The Bottom Line / What Would Have Happened if Gavison's Gamble Had Paid Off?

Where did the luck go when Ben Gavison's reckless gamble with Prisma's provident fund members' money failed? Well, his luck was bad, but this was actually good for the rest of the capital market.

Gavison figured that the market would prosper in January, and therefore cranked up the share exposure of the investment portfolios of the funds he managed (via options on the TA-25 index).

Now let's assume he had been right. His funds would have surged ahead of the competition and climbed to the top of the yield tables. Gavison could have closed his risky positions and then sat for a whole year on solid negotiable bonds, laughing at everyone all the while.

His success would have resulted in whopping yields for Hermon and Tavor in January - the worst month the capital market has had in a long time.
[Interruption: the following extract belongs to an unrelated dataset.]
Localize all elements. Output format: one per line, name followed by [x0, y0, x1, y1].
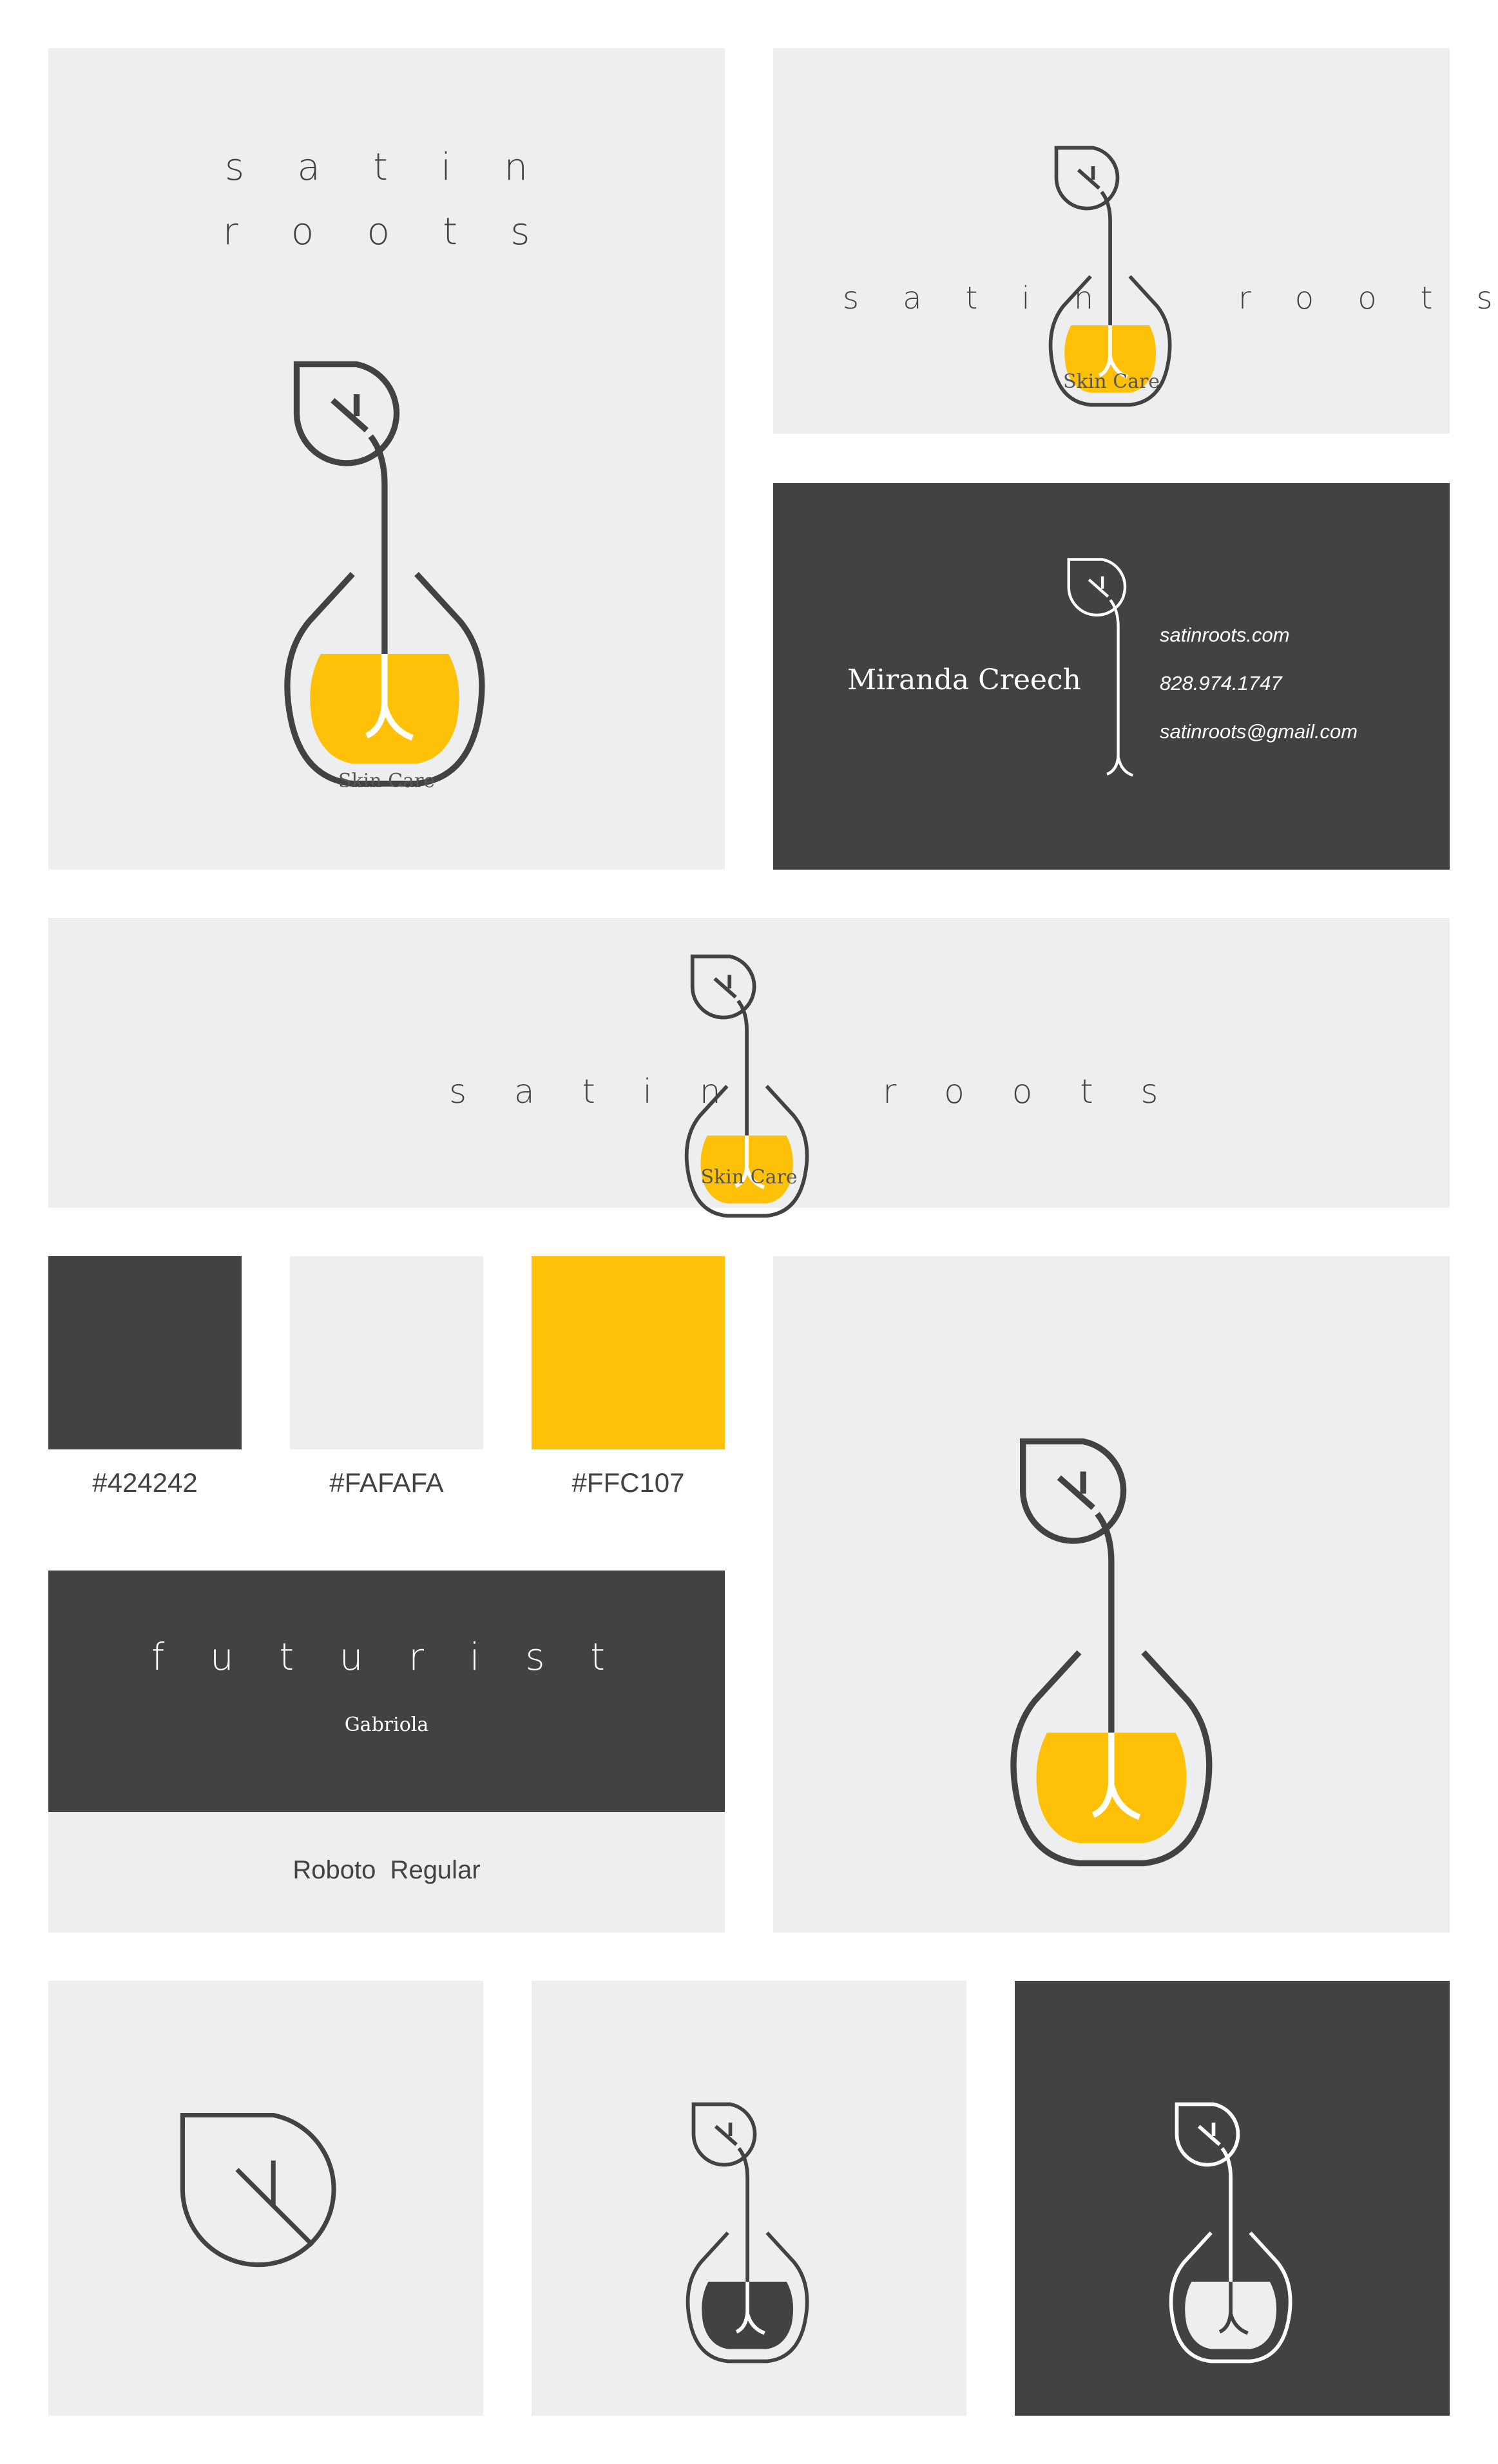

The whole market would have applauded him, and Prisma executives would have praised their star manager.

If his gamble had paid off, Prisma's sales people would have thronged to the streets and could have raised millions for the funds. The money would have flowed into Prisma's funds like the champagne at Markstone events in the banquet hall at New York's Waldorf Astoria hotel. Before boarding a plane to New York, Prisma board chair Ron Lubash would have proudly announced a big bonus to his employees and weekend trips to Europe.

"Doing business in Israel is such a pleasure," he would think to himself. "I'll start raising money for the next fund."
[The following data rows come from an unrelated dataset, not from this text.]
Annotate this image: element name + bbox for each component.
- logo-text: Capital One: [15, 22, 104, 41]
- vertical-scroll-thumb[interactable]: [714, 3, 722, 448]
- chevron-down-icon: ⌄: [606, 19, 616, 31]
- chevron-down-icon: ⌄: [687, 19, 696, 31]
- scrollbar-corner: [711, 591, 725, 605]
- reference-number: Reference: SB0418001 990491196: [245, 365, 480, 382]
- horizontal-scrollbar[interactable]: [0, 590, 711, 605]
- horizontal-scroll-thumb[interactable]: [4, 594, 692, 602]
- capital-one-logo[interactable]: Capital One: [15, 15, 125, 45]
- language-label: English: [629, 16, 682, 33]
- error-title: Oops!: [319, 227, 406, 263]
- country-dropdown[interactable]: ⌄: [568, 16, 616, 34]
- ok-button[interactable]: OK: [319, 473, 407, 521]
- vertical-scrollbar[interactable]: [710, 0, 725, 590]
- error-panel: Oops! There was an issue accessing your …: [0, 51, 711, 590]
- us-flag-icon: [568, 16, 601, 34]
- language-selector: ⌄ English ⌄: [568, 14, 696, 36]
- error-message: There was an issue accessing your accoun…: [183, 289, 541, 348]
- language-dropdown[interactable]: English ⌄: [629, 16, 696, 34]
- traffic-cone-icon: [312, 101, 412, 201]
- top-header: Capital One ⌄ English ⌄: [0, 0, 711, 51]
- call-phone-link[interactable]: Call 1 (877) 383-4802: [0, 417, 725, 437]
If Gavison had succeeded, however, no one would have known that Prisma's funds were managed using the infamous "splitting" system. No one would have discovered that there are investment managers who think they are in a casino, doing what they want with the public's money and lying to their supervisors. If luck had smiled on Gavison, no one would have known that Prisma's executives had no idea what was going on under their noses; that the right hand does not know what the left hand is doing, that there is no command and control, and that no one is responsible for anything.

If all had gone well, the capital market players would not have been alerted to the dangers.

January's shakeup was traumatic, but even Prisma will be able to benefit from it, if everything is set on the right track.